Bij besluit van 28 november 2023 heeft verweerder een besluit genomen op het verzoek om herbeoordeling. Verzoekster heeft daarna het beroep ingetrokken en een vergoeding gevraagd voor haar proceskosten.
De rechtbank heeft verweerder in de gelegenheid gesteld binnen twee weken te reageren op het verzoek om veroordeling van de proceskosten. Op 28 december 2023 heeft verweerder hierop gereageerd.

Overwegingen

1. Deze uitspraak gaat over het verzoek van verzoekster om vergoeding van zijn proceskosten. De rechtbank doet deze uitspraak zonder partijen voor een zitting uit te nodigen omdat zij vindt dat zij voldoende informatie heeft om het verzoek te beoordelen.
2. Als het beroep is ingetrokken omdat het bestuursorgaan geheel of gedeeltelijk aan de indiener van het beroepschrift (dus aan verzoekster) tegemoet is gekomen, kan de rechtbank bepalen dat verweerder de proceskosten van de indiener van het beroepschrift (dus van verzoekster) moet betalen.
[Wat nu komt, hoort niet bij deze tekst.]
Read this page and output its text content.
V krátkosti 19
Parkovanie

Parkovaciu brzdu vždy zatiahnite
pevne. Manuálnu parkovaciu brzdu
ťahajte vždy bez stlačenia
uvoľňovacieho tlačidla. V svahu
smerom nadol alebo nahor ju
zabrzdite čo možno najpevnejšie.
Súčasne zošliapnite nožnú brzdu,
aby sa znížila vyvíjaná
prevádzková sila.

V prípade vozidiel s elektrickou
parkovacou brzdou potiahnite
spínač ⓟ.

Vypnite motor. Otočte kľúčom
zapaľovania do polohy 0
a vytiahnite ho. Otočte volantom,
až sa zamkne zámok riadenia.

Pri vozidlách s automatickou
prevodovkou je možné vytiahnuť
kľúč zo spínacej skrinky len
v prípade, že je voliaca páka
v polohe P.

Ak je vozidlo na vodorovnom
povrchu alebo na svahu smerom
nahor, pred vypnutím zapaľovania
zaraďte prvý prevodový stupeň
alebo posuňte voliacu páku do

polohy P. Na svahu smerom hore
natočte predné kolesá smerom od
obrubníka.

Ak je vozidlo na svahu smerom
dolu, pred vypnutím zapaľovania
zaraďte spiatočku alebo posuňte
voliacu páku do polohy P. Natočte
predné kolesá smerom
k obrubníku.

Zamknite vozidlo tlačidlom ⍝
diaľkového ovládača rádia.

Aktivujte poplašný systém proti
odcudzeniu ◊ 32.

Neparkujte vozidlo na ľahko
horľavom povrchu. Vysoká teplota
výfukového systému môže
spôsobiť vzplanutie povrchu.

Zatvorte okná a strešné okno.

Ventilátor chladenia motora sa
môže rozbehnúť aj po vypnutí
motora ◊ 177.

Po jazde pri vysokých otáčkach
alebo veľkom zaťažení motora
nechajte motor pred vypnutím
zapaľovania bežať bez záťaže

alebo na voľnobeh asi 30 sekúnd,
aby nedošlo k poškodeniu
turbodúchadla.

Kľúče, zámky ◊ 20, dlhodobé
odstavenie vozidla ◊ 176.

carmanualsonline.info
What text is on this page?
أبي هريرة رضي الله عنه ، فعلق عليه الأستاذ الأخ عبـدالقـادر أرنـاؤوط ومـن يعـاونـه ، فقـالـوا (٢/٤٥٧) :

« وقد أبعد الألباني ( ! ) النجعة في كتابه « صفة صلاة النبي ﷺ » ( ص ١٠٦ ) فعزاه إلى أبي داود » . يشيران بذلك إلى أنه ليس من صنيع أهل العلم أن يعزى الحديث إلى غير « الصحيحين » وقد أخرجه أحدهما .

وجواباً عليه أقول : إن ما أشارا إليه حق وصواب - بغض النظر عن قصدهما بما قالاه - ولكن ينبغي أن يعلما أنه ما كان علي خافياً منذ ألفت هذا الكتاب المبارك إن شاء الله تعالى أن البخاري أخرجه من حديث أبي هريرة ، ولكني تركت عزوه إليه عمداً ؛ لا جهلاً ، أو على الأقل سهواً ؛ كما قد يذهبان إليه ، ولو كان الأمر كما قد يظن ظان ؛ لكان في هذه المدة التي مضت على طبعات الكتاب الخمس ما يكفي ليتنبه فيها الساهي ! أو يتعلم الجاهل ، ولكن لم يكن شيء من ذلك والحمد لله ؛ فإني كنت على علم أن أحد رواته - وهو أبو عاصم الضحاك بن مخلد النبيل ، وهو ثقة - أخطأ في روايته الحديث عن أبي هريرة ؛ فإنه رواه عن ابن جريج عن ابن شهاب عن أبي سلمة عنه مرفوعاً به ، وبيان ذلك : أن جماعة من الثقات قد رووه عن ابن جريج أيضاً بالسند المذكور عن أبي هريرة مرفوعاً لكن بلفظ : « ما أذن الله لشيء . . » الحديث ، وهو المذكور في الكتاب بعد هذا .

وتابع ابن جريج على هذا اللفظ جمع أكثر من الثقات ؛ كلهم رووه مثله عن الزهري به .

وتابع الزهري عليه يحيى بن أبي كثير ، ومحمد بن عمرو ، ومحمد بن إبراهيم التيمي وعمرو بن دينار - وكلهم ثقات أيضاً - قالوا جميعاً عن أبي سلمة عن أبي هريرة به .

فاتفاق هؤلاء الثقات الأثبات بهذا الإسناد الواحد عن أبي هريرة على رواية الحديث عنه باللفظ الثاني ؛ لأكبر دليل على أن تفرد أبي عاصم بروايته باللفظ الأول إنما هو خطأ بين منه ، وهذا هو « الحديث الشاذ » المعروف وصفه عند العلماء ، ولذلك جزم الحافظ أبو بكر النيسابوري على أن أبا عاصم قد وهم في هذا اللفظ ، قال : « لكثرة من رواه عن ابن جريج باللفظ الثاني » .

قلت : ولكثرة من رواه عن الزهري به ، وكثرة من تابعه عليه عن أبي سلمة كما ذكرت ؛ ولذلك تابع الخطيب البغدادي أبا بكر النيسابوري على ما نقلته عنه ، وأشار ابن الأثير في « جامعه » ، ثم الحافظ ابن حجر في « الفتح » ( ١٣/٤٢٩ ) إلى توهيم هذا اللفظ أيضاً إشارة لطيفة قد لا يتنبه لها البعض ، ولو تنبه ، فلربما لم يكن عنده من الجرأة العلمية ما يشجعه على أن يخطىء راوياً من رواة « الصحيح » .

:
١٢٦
Dat staat in de artikelen 8:75 en 8:75a van de Algemene wet bestuursrecht (Awb) en in het Besluit proceskosten bestuursrecht (Bpb).
3. De rechtbank ziet dan ook aanleiding verweerder te veroordelen in de kosten die verzoekster in verband met de behandeling van het beroep tot aan deze uitspraak heeft moeten maken.
4. De rechtbank stelt de proceskosten van verzoekster die verweerder moet betalen vast op € 218,75 (1 punt voor het indienen van het beroepschrift met een waarde per punt
van € 875,-), bij een wegingsfactor 0,25.
5. Verweerder moet ook het griffierecht aan verzoekster betalen (artikel 8:41 Awb).

Beslissing

De rechtbank veroordeelt verweerder tot betaling van € 218,75 aan proceskosten. Verweerder moet dit bedrag betalen aan verzoekster.
Deze uitspraak is gedaan door mr. R.C. Stijnen, rechter, in aanwezigheid van S. Ayyildiz, griffier. De beslissing is uitgesproken op 9 februari 2024.
griffier rechter
Afschrift verzonden aan partijen op:

Bent u het niet eens met deze uitspraak?

Als u het niet eens bent met deze uitspraak kunt een brief sturen naar de rechtbank waarin u uitlegt waarom u het er niet mee eens bent. Dit heet een verzetschrift. U moet dit verzetschrift indienen binnen 6 weken na de dag waarop deze uitspraak is verzonden. U ziet deze datum op de stempel die hierboven staat. Als u graag een zitting wilt waarbij u persoonlijk uw mening aan de rechter kunt geven, kunt u dit in uw verzetschrift aangeven.